AK Parti, o ülkücüleri unuttu mu?
TBMM'de önceki gün gerçekleştirilen oturumda seçim kararı alındı. 12 Haziran'da genel seçimler yapılacak. Seçimin kaderi bu bir iki hafta içinde verilecek kararlarla belirlenecek. Aday adayları arasındaki ön seçim veya temayül yoklamaları Mart ayının sonuna kadar bitirilmiş olacak. Nisan ayının başlarında partilerin hangi adaylarla seçime gideceği kesinleşecek.
MHP seçim beyannamesini geçen ay basına sunmuştu. Yoksullukla mücadele ağırlıklı beyanname MHP'nin seçimde izleyeceği yolu gösteriyor.
CHP seçim beyannamesini açıklamadı ama stratejisi aşağı yukarı belli. Bu seçimde din karşıtı imajını yıkmak için ilahiyatçı aday veya adaylar biraz daha görünür olacak. Nitekim Üniversiteden transfer edilen Muhammet Çakmak’ın sık sık TV'lerde arzı endam etmesi bunun göstergesi. Herkes zayıf tarafını onararak seçim meydanlarına inmeye çalışıyor. Bu bağlamda MHP'nin bir süre önce bazı ülkücüleri saflarına katması biraz da ülkücüler dışlanıyor eleştirilerini bertaraf etmek içindi. MHP güya ülkücü bir parti ama en çok da ülkücüleri dışladığı için eleştiriliyor.
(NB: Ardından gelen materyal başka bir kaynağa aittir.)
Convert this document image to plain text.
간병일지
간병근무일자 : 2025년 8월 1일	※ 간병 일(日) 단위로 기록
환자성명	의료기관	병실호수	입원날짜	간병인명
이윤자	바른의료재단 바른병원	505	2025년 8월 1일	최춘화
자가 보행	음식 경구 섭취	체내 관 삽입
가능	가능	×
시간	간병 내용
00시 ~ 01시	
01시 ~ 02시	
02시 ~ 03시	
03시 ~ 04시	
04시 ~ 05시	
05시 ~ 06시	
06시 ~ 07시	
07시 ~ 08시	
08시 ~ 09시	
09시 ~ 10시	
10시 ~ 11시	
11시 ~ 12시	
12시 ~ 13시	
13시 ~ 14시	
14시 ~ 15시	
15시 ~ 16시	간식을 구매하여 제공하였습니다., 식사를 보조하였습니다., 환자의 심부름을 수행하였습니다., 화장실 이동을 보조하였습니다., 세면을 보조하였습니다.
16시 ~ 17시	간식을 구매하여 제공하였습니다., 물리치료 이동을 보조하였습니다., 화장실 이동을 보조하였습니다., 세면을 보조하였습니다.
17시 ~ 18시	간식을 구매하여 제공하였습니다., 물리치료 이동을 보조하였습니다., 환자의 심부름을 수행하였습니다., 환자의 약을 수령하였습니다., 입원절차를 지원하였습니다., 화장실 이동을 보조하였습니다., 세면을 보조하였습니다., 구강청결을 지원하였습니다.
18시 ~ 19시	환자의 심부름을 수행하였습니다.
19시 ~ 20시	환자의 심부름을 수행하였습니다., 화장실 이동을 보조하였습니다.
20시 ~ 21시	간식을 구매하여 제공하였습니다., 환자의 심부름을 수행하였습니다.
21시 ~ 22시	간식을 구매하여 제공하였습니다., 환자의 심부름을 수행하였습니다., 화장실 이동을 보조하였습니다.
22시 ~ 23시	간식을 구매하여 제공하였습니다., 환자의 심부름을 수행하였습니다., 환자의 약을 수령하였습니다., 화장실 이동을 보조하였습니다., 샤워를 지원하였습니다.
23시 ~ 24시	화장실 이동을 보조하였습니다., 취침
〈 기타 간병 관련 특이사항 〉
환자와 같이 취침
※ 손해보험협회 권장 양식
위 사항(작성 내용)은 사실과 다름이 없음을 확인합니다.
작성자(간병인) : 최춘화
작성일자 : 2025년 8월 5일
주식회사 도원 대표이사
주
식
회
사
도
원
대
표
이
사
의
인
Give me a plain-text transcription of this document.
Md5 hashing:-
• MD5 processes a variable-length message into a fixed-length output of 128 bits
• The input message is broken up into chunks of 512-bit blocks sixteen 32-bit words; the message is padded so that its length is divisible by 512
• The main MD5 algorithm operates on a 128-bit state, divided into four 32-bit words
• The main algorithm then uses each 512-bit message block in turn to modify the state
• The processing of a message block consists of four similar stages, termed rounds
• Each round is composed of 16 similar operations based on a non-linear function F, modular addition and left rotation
Referandumda bu tip tenkitler etkili olduğu için MHP kendine bir iki yama atarak bu zaafını kapatmaya çalışıyor.
Seçimde işi en zor partilerin başında AK Parti geliyor. Balı olanın sineği bol olur derler. AK Parti adaylar için en ballı parti. Onun için geleni gideni çok olacaktır. Bunların arasında en yüksek karakterli olanları çıkarmak büyük çaba ve dikkat istiyor. Bu kadar aday arasında siyasete elverişli, yeni dönemin gerektirdiği şartlara en uygun adayları süzüp çıkarmak çok zor.
AK Parti bir merkez partisi. Geçen seçimde tercih edilen adaylara bakıldığında sosyal demokratından muhafazakarına, Liberalinden, Milli Görüş kökenli olanına kadar her görüşten insanın aday yapıldığı görülecektir. AK Parti'nin tek eksiği Ülkücü ayağının olmamasıydı. Referandumda bu ayağın ne kadar önemli ve gerekli olduğu görüldü. Bir merkez partisinin herkese kucak açarken ülkücüleri ihmal etmesi doğrusu büyük bir eksiklik. Referandumdan sonra ülkücüler içinde bağımsız düşünen bir grubun aday yapılacağı yazılıp çizildi. Hatta bazı isimler de zikredildi. Ama sürecin iyice daraldığı şu günlerde nedense Ülkücülerle ilgili herhangi bir adım atılmadı.
AK Parti'nin her kesime kucak açarken toplumun bu kesimini görmemesi önemli bir zaaftır. Üstelik bu ihmalin devam etmesi MHP'yi ülkücülük üzerinde tekel kurmaya, AK Parti'yi de toplum nazarında sola açık Ülkücülere kapalı bir mevkiye iter... Merkez partisi herkesin partisidir. Başbakan 12 Eylül referandumda bu kanadın önemini anladığını ifade eden açıklamalar yapmıştı. Aradan aylar geçti. Başbakan’ın sözleri henüz pratiğe yansımadı. AK Parti Ülkücüleri ihmal ederse hem Devlet Bahçeli’nin ekmeğine yağ sürer hem de önemli dönemeçlerde referandumda gördüğü desteği bir daha bulamaz. Ülkücüler MHP'nin tekeline bırakılmayacak kadar önemlidir. Bunu referandumda hep beraber görmedik mi?